Book: Bats at the Library
Author: Brian Lies
Pages: 32
Age Range: 4-8 

Bats at the LibraryBrian Lies' Bats at the Library is simply gorgeous. Fans of libraries will find it heartwarming. I think that everyone will find it fun. This is one of my favorite picture books of the year. Bats at the Library is a followup to Lies' earlier book, Bats at the Beach, which I haven't read, but would now buy without hesitation. 

The premise is simple. A group of bats are bored one night. They are thrilled to discover that a window at the library (their "favorite place") has been left ajar. They head right over, and the little bats visiting the library for the first time learn first-hand what a wondrous thing a library can be. 

I love the idea of this book, the unbridled joy that the bats find in the library, and they way that they immerse themselves in stories.
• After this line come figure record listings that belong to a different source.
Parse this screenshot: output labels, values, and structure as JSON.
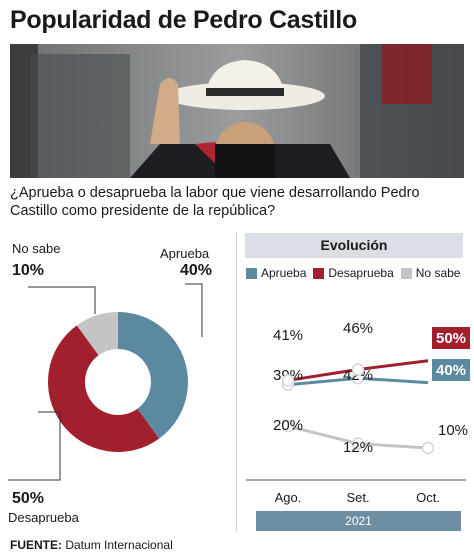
{
  "title": "Popularidad de Pedro Castillo",
  "question": "¿Aprueba o desaprueba la labor que viene desarrollando Pedro Castillo como presidente de la república?",
  "colors": {
    "aprueba": "#5b8aa0",
    "desaprueba": "#a21f2d",
    "no_sabe": "#c4c4c4"
  },
  "photo_icon": "president-photo",
  "chart_data": [
    {
      "type": "pie",
      "labels": [
        "Aprueba",
        "Desaprueba",
        "No sabe"
      ],
      "values": [
        40,
        50,
        10
      ],
      "display": [
        "40%",
        "50%",
        "10%"
      ]
    },
    {
      "type": "line",
      "title": "Evolución",
      "categories": [
        "Ago.",
        "Set.",
        "Oct."
      ],
      "xlabel": "2021",
      "series": [
        {
          "name": "Aprueba",
          "values": [
            39,
            42,
            40
          ],
          "labels": [
            "39%",
            "42%",
            "40%"
          ]
        },
        {
          "name": "Desaprueba",
          "values": [
            41,
            46,
            50
          ],
          "labels": [
            "41%",
            "46%",
            "50%"
          ]
        },
        {
          "name": "No sabe",
          "values": [
            20,
            12,
            10
          ],
          "labels": [
            "20%",
            "12%",
            "10%"
          ]
        }
      ],
      "legend": "top"
    }
  ],
  "source": {
    "label": "FUENTE:",
    "text": "Datum Internacional"
  }
}
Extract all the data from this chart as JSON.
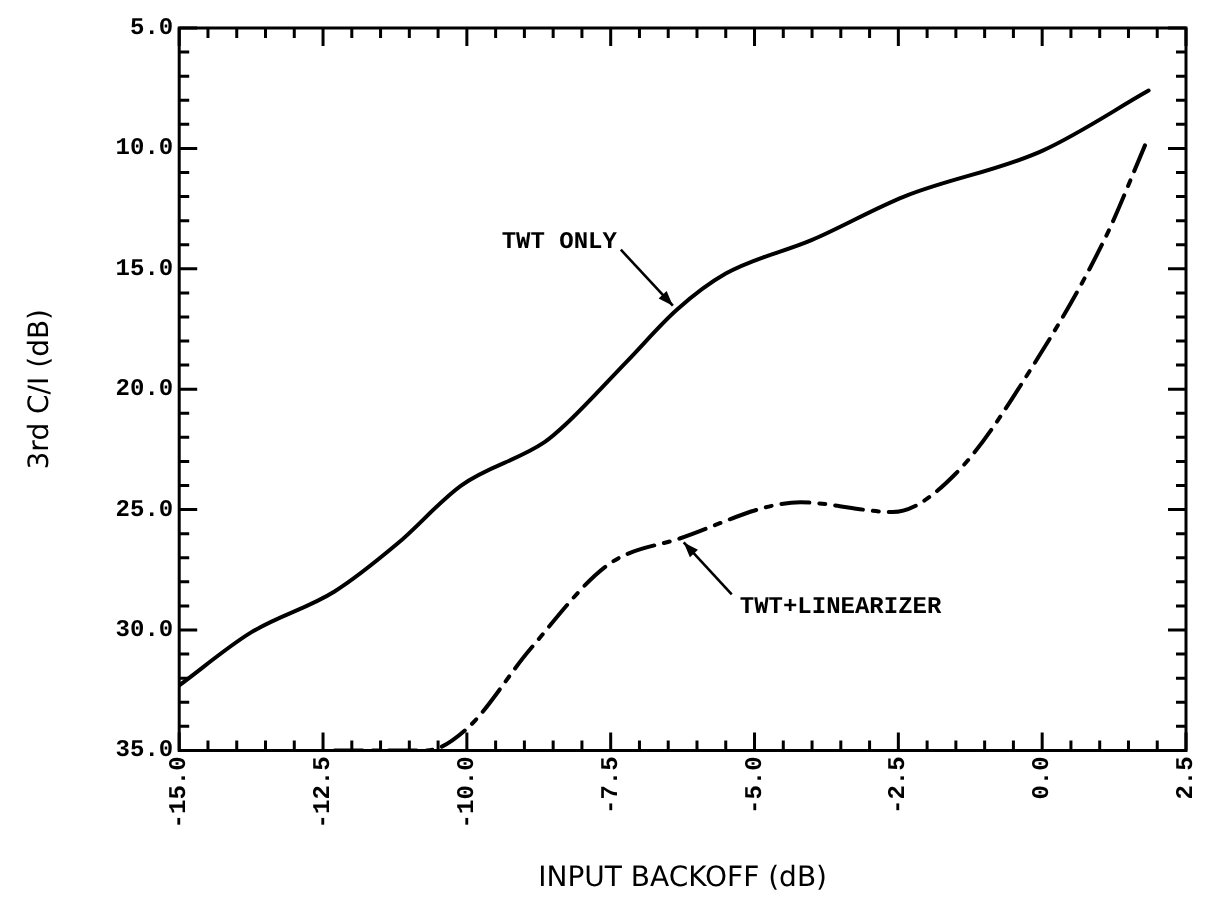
{
  "chart_data": {
    "type": "line",
    "xlabel": "INPUT BACKOFF (dB)",
    "ylabel": "3rd C/I (dB)",
    "xlim": [
      -15,
      2.5
    ],
    "ylim": [
      35,
      5
    ],
    "xticks": [
      {
        "value": -15,
        "label": "-15.0"
      },
      {
        "value": -12.5,
        "label": "-12.5"
      },
      {
        "value": -10,
        "label": "-10.0"
      },
      {
        "value": -7.5,
        "label": "-7.5"
      },
      {
        "value": -5,
        "label": "-5.0"
      },
      {
        "value": -2.5,
        "label": "-2.5"
      },
      {
        "value": 0,
        "label": "0.0"
      },
      {
        "value": 2.5,
        "label": "2.5"
      }
    ],
    "yticks": [
      {
        "value": 5,
        "label": "5.0"
      },
      {
        "value": 10,
        "label": "10.0"
      },
      {
        "value": 15,
        "label": "15.0"
      },
      {
        "value": 20,
        "label": "20.0"
      },
      {
        "value": 25,
        "label": "25.0"
      },
      {
        "value": 30,
        "label": "30.0"
      },
      {
        "value": 35,
        "label": "35.0"
      }
    ],
    "grid": false,
    "legend": false,
    "marker": "none",
    "series": [
      {
        "color": "#000000",
        "line_style": "solid",
        "x": [
          -15,
          -13.75,
          -12.3,
          -11.2,
          -10.1,
          -8.65,
          -8.3,
          -7.2,
          -6.35,
          -5.5,
          -4.0,
          -2.4,
          0,
          1.85
        ],
        "values": [
          32.3,
          30.1,
          28.4,
          26.4,
          24.0,
          22.2,
          21.5,
          18.8,
          16.7,
          15.2,
          13.8,
          12.0,
          10.1,
          7.6
        ]
      },
      {
        "color": "#000000",
        "line_style": "dashed",
        "x": [
          -12.3,
          -10.7,
          -10,
          -8.9,
          -7.55,
          -6.3,
          -4.2,
          -2.6,
          -1.5,
          -0.1,
          1.1,
          1.8
        ],
        "values": [
          35,
          35,
          34.1,
          30.8,
          27.3,
          26.2,
          24.7,
          25.1,
          23.5,
          18.8,
          13.7,
          9.8
        ]
      }
    ],
    "annotations": [
      {
        "text": "TWT ONLY",
        "x": -6.35,
        "y": 16.7
      },
      {
        "text": "TWT+LINEARIZER",
        "x": -6.3,
        "y": 26.2
      }
    ]
  }
}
But what really makes the book stand out are Lies' luminous acrylic paint illustrations. Who knew that bats could be so lovely? The use of light, the attention to detail, the expressive faces of the bats, the detailed brushstrokes of the bats' fur - this is ART, people. I'd like to frame some of these pictures and hang them on my wall.

There are also amusing details to please children, like one small bat who has yellow floaties on his wings, and an older bat who wears eyeglasses. I had fun identifying the various book characters imagined by the bats near the end of the book (a bat as Little Red Riding Hood, another as Peter Rabbit, etc.), and I think that this section of the book would be exceptional for a shared read-aloud experience. I particularly loved the small sketch of several bats as the ducklings from Make Way for Ducklings.
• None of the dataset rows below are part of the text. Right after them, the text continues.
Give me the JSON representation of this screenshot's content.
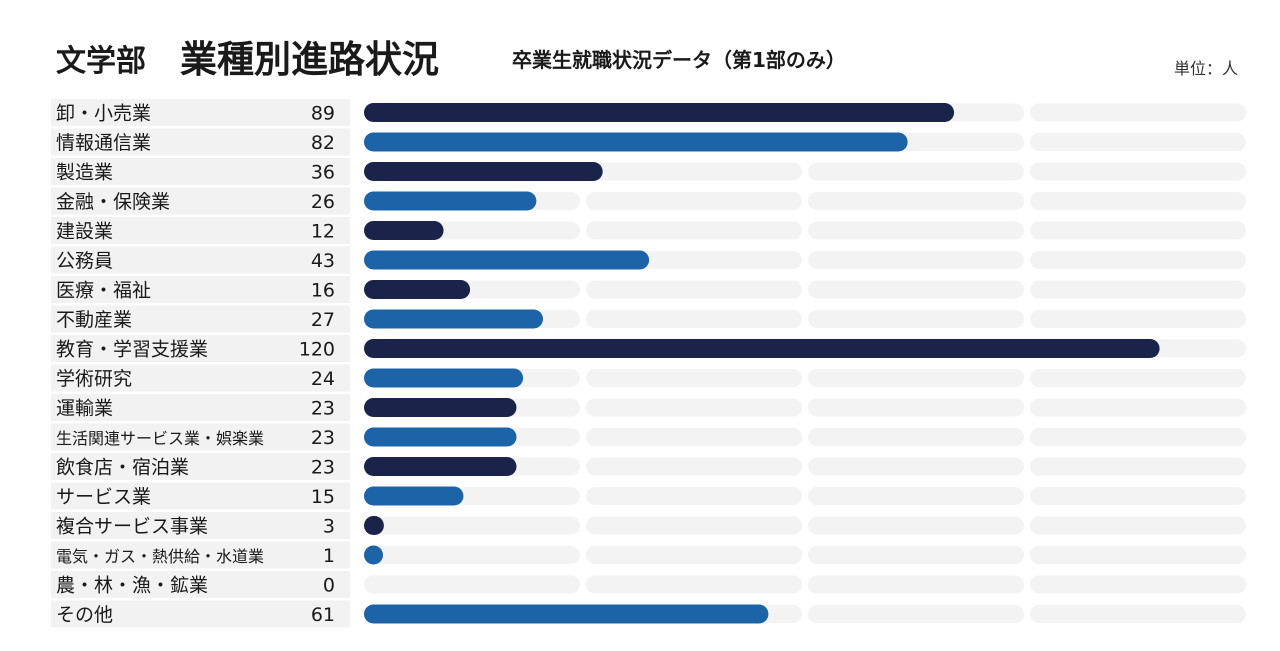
{
  "header": {
    "department": "文学部",
    "title": "業種別進路状況",
    "subtitle": "卒業生就職状況データ（第1部のみ）",
    "unit": "単位：人"
  },
  "colors": {
    "dark": "#1a2349",
    "blue": "#1c63a8",
    "track": "#f3f3f4",
    "label_bg": "#f2f2f2"
  },
  "chart_data": {
    "type": "bar",
    "orientation": "horizontal",
    "title": "業種別進路状況",
    "unit": "単位：人",
    "categories": [
      "卸・小売業",
      "情報通信業",
      "製造業",
      "金融・保険業",
      "建設業",
      "公務員",
      "医療・福祉",
      "不動産業",
      "教育・学習支援業",
      "学術研究",
      "運輸業",
      "生活関連サービス業・娯楽業",
      "飲食店・宿泊業",
      "サービス業",
      "複合サービス事業",
      "電気・ガス・熱供給・水道業",
      "農・林・漁・鉱業",
      "その他"
    ],
    "values": [
      89,
      82,
      36,
      26,
      12,
      43,
      16,
      27,
      120,
      24,
      23,
      23,
      23,
      15,
      3,
      1,
      0,
      61
    ],
    "xlim": [
      0,
      132
    ],
    "grid": true,
    "legend": "none"
  }
}
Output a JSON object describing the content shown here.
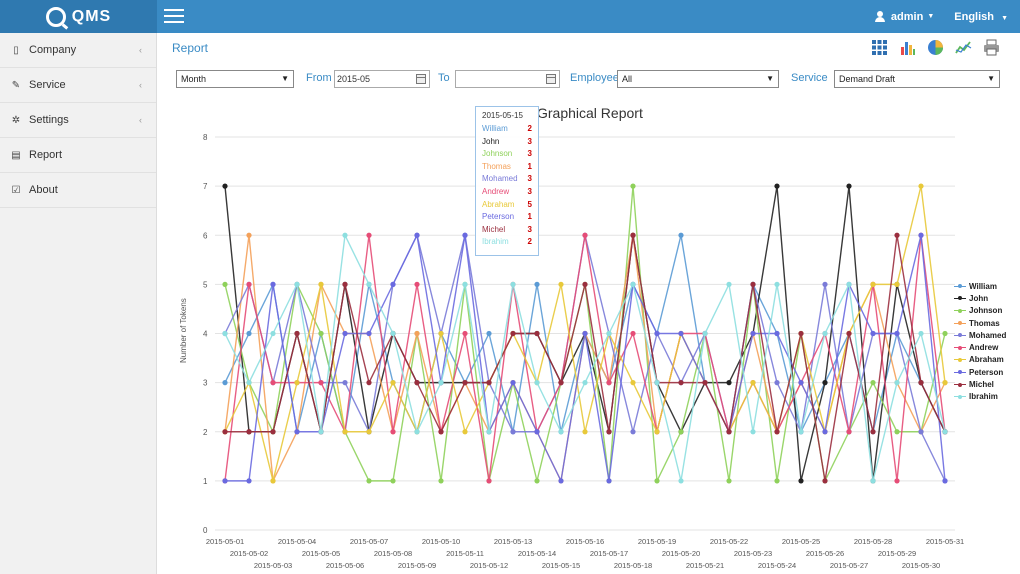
{
  "header": {
    "logo_text": "QMS",
    "user_label": "admin",
    "language_label": "English"
  },
  "sidebar": {
    "items": [
      {
        "label": "Company",
        "icon": "building-icon",
        "has_submenu": true
      },
      {
        "label": "Service",
        "icon": "wrench-icon",
        "has_submenu": true
      },
      {
        "label": "Settings",
        "icon": "gear-icon",
        "has_submenu": true
      },
      {
        "label": "Report",
        "icon": "document-icon",
        "has_submenu": false
      },
      {
        "label": "About",
        "icon": "edit-icon",
        "has_submenu": false
      }
    ]
  },
  "main": {
    "breadcrumb": "Report",
    "toolbar": [
      "grid-view-icon",
      "bar-chart-icon",
      "pie-chart-icon",
      "line-chart-icon",
      "printer-icon"
    ]
  },
  "filters": {
    "period_value": "Month",
    "from_label": "From",
    "from_value": "2015-05",
    "to_label": "To",
    "to_value": "",
    "employee_label": "Employee",
    "employee_value": "All",
    "service_label": "Service",
    "service_value": "Demand Draft"
  },
  "tooltip": {
    "date": "2015-05-15",
    "rows": [
      {
        "name": "William",
        "value": "2",
        "color": "#5b9bd5"
      },
      {
        "name": "John",
        "value": "3",
        "color": "#222222"
      },
      {
        "name": "Johnson",
        "value": "3",
        "color": "#8fd15b"
      },
      {
        "name": "Thomas",
        "value": "1",
        "color": "#f4a15a"
      },
      {
        "name": "Mohamed",
        "value": "3",
        "color": "#7a7bd8"
      },
      {
        "name": "Andrew",
        "value": "3",
        "color": "#e64d77"
      },
      {
        "name": "Abraham",
        "value": "5",
        "color": "#e8c93a"
      },
      {
        "name": "Peterson",
        "value": "1",
        "color": "#6a6ae0"
      },
      {
        "name": "Michel",
        "value": "3",
        "color": "#9b2f3f"
      },
      {
        "name": "Ibrahim",
        "value": "2",
        "color": "#8ddfe0"
      }
    ]
  },
  "chart_data": {
    "type": "line",
    "title": "Graphical Report",
    "ylabel": "Number of Tokens",
    "xlabel": "",
    "ylim": [
      0,
      8
    ],
    "yticks": [
      0,
      1,
      2,
      3,
      4,
      5,
      6,
      7,
      8
    ],
    "grid": true,
    "legend_position": "right",
    "x": [
      "2015-05-01",
      "2015-05-02",
      "2015-05-03",
      "2015-05-04",
      "2015-05-05",
      "2015-05-06",
      "2015-05-07",
      "2015-05-08",
      "2015-05-09",
      "2015-05-10",
      "2015-05-11",
      "2015-05-12",
      "2015-05-13",
      "2015-05-14",
      "2015-05-15",
      "2015-05-16",
      "2015-05-17",
      "2015-05-18",
      "2015-05-19",
      "2015-05-20",
      "2015-05-21",
      "2015-05-22",
      "2015-05-23",
      "2015-05-24",
      "2015-05-25",
      "2015-05-26",
      "2015-05-27",
      "2015-05-28",
      "2015-05-29",
      "2015-05-30",
      "2015-05-31"
    ],
    "series": [
      {
        "name": "William",
        "color": "#5b9bd5",
        "values": [
          3,
          4,
          5,
          2,
          4,
          2,
          5,
          3,
          2,
          4,
          3,
          4,
          2,
          5,
          2,
          4,
          3,
          5,
          4,
          6,
          3,
          2,
          5,
          4,
          2,
          3,
          4,
          2,
          4,
          3,
          2
        ]
      },
      {
        "name": "John",
        "color": "#222222",
        "values": [
          7,
          2,
          2,
          4,
          2,
          5,
          2,
          4,
          3,
          3,
          3,
          3,
          4,
          4,
          3,
          4,
          2,
          6,
          3,
          2,
          3,
          3,
          4,
          7,
          1,
          3,
          7,
          1,
          5,
          3,
          2
        ]
      },
      {
        "name": "Johnson",
        "color": "#8fd15b",
        "values": [
          5,
          3,
          2,
          5,
          4,
          2,
          1,
          1,
          4,
          1,
          5,
          1,
          3,
          1,
          3,
          5,
          1,
          7,
          1,
          2,
          4,
          1,
          5,
          1,
          4,
          1,
          2,
          3,
          2,
          2,
          4
        ]
      },
      {
        "name": "Thomas",
        "color": "#f4a15a",
        "values": [
          2,
          6,
          1,
          2,
          5,
          4,
          4,
          2,
          4,
          2,
          3,
          2,
          3,
          2,
          1,
          4,
          3,
          6,
          2,
          4,
          3,
          2,
          4,
          2,
          3,
          2,
          4,
          5,
          3,
          2,
          3
        ]
      },
      {
        "name": "Mohamed",
        "color": "#7a7bd8",
        "values": [
          4,
          5,
          3,
          5,
          3,
          3,
          2,
          5,
          6,
          4,
          6,
          3,
          2,
          2,
          3,
          6,
          4,
          2,
          4,
          3,
          4,
          2,
          5,
          3,
          2,
          5,
          2,
          4,
          4,
          2,
          1
        ]
      },
      {
        "name": "Andrew",
        "color": "#e64d77",
        "values": [
          1,
          5,
          3,
          3,
          3,
          2,
          6,
          2,
          5,
          2,
          4,
          1,
          5,
          2,
          3,
          6,
          3,
          4,
          2,
          4,
          4,
          2,
          3,
          2,
          3,
          4,
          2,
          5,
          1,
          6,
          2
        ]
      },
      {
        "name": "Abraham",
        "color": "#e8c93a",
        "values": [
          2,
          3,
          1,
          3,
          5,
          2,
          2,
          3,
          2,
          4,
          2,
          3,
          4,
          3,
          5,
          2,
          4,
          3,
          2,
          4,
          3,
          2,
          3,
          2,
          4,
          2,
          4,
          5,
          5,
          7,
          3
        ]
      },
      {
        "name": "Peterson",
        "color": "#6a6ae0",
        "values": [
          1,
          1,
          5,
          2,
          2,
          4,
          4,
          5,
          6,
          3,
          6,
          2,
          3,
          2,
          1,
          4,
          1,
          5,
          4,
          4,
          3,
          2,
          4,
          4,
          3,
          2,
          5,
          4,
          4,
          6,
          1
        ]
      },
      {
        "name": "Michel",
        "color": "#9b2f3f",
        "values": [
          2,
          2,
          2,
          4,
          2,
          5,
          3,
          4,
          3,
          2,
          3,
          3,
          4,
          4,
          3,
          5,
          2,
          6,
          3,
          3,
          3,
          2,
          5,
          2,
          4,
          1,
          4,
          2,
          6,
          3,
          2
        ]
      },
      {
        "name": "Ibrahim",
        "color": "#8ddfe0",
        "values": [
          4,
          3,
          4,
          5,
          2,
          6,
          5,
          4,
          2,
          3,
          5,
          2,
          5,
          3,
          2,
          3,
          4,
          5,
          3,
          1,
          4,
          5,
          2,
          5,
          2,
          4,
          5,
          1,
          3,
          4,
          2
        ]
      }
    ]
  }
}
The rhythm of the prose is lovely, too, perfect for reading aloud. For example:

"Then squeezed together, wing to wing,
we rocket through the opening.
We've waited for this night all year,
but this it! At last ... we're here."


"It's hard to settle down and read
when life flits by at dizzy speed.
But storytime is just the thing
to rest a play-exhausted wing."

Note the strong verbs, like "rocket" and "flit"? I like a picture book that doesn't talk down to the reader. Bats at the Library ends on just the right note, too:

Can it be true? Oh, can it be?
Yes! -- Bat Night at the library!"

Don't miss it! This book is one that I'll be keeping, and also buying for the kids in my life.

Publisher: Houghton Mifflin
Publication Date: September 8, 2008
Source of Book: Review copy from the publisher
Other Blog Reviews: PlanetEsme, Bookends, The Bookworm's Booklist, BooksForKidsBlog, Lesa's Book Critiques, AScattergood, and Kid's Book Blog. Also seen on favorites lists for 2008 at Cynsations, SteveReads, Presenting Lenore and A Patchwork of Books.